Osmosis is the movement of water or other solvents through a plasma membrane from a region of low solute concentration to a region of high solute concentration, tending to equalize the concentrations of the solutes. It is the spontaneous passage or diffusion of water or other solvents through a semipermeable membrane. It is a special type of diffusion, namely the diffusion of water across a semipermeable membrane. Osmosis is passive transport, meaning it does not require energy to be applied. It is a biophysical phenomenon occurring commonly in biologic systems, in which cells of fluid compartments are separated by semipermeable membranes. What causes osmotic pressure is different concentrations of solutes on the two sides of the membrane. It describes the diffusion of the solvent through a semipermeable membrane. It happens spontaneously and without any energy on the part of the cell. When molecules move in and out of a cell to achieve the same concentration of something, like salt, on both sides, then osmosis is happening. Any solvent can undergo the process of osmosis including gases and supercritical liquids.

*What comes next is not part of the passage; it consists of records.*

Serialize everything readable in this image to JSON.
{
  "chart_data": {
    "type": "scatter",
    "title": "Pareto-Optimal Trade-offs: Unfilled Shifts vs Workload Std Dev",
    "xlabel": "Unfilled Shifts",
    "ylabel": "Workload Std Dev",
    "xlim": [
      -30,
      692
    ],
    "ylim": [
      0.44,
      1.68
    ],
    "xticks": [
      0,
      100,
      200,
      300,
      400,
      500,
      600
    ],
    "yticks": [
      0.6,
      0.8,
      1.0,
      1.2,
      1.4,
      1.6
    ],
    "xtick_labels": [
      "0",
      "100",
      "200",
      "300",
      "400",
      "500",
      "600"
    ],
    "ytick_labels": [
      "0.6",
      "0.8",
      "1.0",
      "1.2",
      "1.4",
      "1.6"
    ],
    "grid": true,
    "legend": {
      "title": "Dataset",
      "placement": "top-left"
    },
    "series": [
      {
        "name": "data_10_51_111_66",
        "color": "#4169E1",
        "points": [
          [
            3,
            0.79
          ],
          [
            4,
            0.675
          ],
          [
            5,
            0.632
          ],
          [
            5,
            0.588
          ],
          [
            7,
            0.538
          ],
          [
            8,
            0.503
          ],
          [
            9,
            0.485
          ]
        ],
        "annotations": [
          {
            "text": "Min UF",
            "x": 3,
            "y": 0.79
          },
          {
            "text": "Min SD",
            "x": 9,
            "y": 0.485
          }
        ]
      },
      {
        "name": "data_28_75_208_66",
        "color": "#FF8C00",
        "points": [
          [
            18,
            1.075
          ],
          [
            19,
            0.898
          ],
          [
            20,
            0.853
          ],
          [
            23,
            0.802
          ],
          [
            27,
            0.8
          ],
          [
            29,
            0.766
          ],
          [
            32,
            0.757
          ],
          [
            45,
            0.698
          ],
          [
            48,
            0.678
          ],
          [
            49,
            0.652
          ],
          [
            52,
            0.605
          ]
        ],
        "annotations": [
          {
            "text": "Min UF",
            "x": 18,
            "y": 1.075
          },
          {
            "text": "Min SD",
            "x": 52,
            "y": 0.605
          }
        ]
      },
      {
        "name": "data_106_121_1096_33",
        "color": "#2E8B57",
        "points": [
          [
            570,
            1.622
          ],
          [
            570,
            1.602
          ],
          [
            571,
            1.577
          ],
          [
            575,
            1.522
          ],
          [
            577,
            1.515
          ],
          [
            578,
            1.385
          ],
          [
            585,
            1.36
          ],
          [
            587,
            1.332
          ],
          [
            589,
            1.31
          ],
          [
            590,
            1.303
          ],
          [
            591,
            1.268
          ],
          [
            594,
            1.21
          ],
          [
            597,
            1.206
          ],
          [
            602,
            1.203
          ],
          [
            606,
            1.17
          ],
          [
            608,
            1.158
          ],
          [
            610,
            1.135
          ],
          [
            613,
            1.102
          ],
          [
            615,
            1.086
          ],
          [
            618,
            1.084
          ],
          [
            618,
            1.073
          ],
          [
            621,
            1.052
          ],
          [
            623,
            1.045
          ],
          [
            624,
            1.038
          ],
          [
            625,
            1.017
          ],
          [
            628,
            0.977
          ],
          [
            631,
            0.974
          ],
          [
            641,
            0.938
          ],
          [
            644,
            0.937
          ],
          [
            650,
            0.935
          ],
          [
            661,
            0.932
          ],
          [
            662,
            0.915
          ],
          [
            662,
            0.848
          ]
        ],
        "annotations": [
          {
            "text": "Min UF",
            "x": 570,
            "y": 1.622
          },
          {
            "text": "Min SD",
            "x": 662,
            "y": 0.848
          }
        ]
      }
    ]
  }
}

Osmosis is the process in plants and animals by which a liquid moves gradually from one part of the body or the plant to another through a membrane. This process can be stopped by increasing the pressure on the solution by a specific amount, called the osmotic pressure. It is the force required to prevent water movement across the semipermeable membrane. Osmosis affects plant and animal cells differently because plant and animal cells can tolerate different concentrations of water. It can have adverse effects on animals such as fish.

When osmosis happens, water moves from the side of the membrane with a lower amount of osmotic pressure to the side of the membrane with the higher amount. It is the result of diffusion across a semipermeable membrane from a lower concentration to a higher one. An important example of osmosis is the movement of liquid (solvent) molecules across a cell membrane into a cell with a higher solute concentration. Osmosis is a fundamental part of cell biochemistry but also has mechanical applications and usages.


  • Osmosis influences the transport of nutrients and the release of metabolic waste products.
  • It is responsible for the absorption of water from the soil and conducting it to the upper parts of the plant through the xylem.
  • It maintains the turgidity of cells.
  • This process controls the cell to cell diffusion of water.
  • Osmosis induces cell turgor which regulates the movement of plants and plant parts.